Vyacheslav Yevgenyevich Dayev (Вячеслав Евгеньевич Даев; born 6 September 1972) is a Russian association football coach and a former player.

==Playing career==
He has played eight matches for Russia national football team and was a participant at the 2002 FIFA World Cup.

==Coaching career==
After finishing his playing career he worked a children's coach in Torpedo Moscow football school.
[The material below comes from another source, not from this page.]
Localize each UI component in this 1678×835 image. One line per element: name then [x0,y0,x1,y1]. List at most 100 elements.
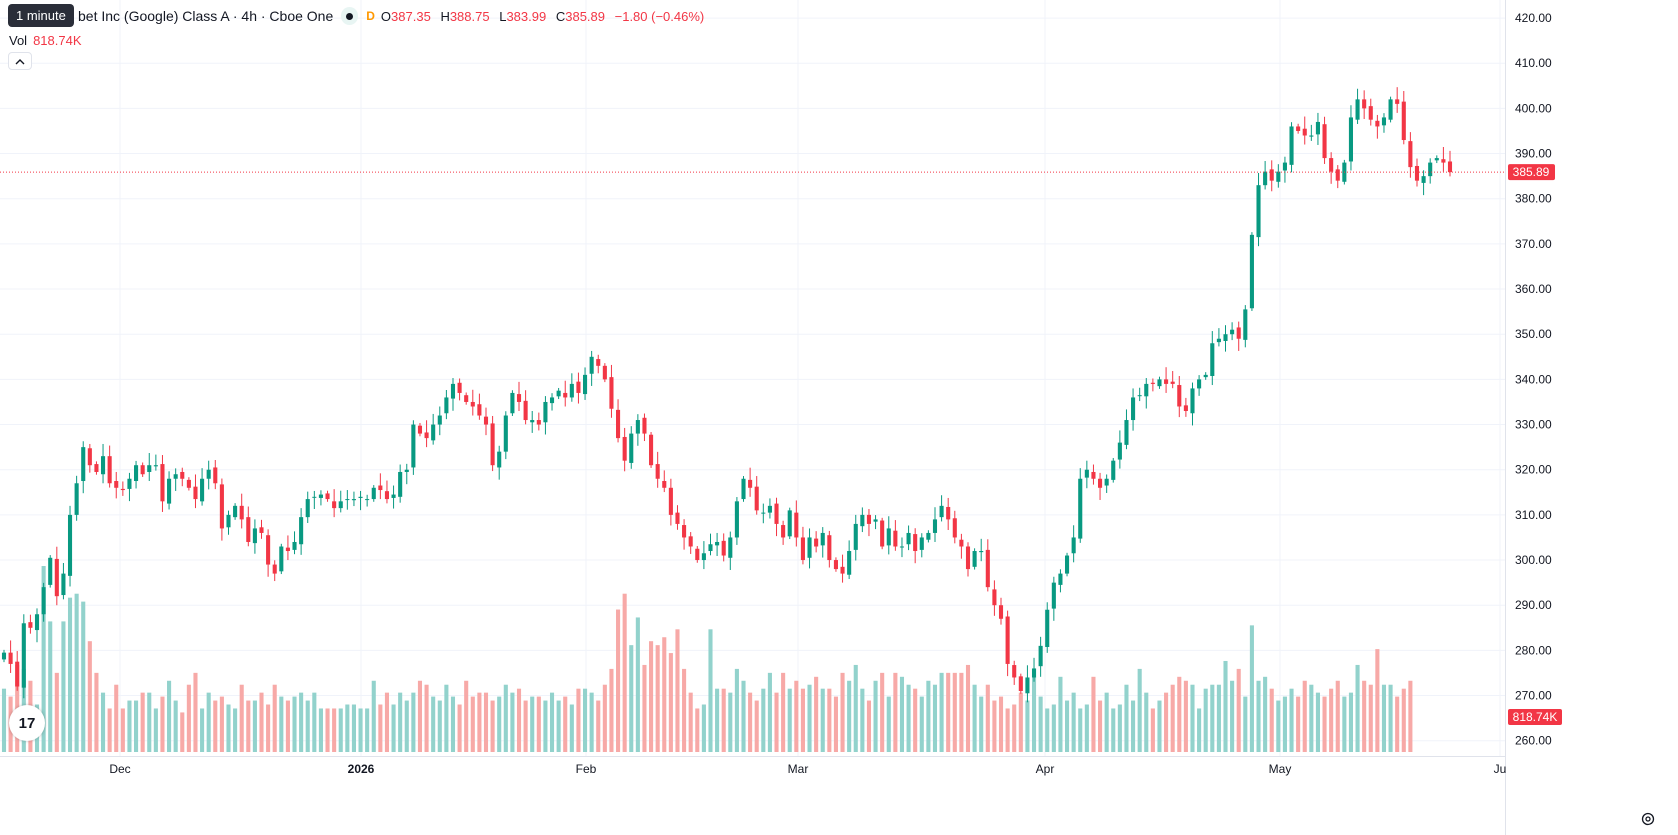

In 2007, he was appointed as a caretaker manager at Torpedo after Georgi Yartsev was sacked. Daev was remaining at that position for five weeks until he was replaced by Ravil Sabitov.

Next year Ravil Sabitov was sacked and Dayev became Torpedo Moscow caretaker again. He went on to manage the Russia national under-19 football team.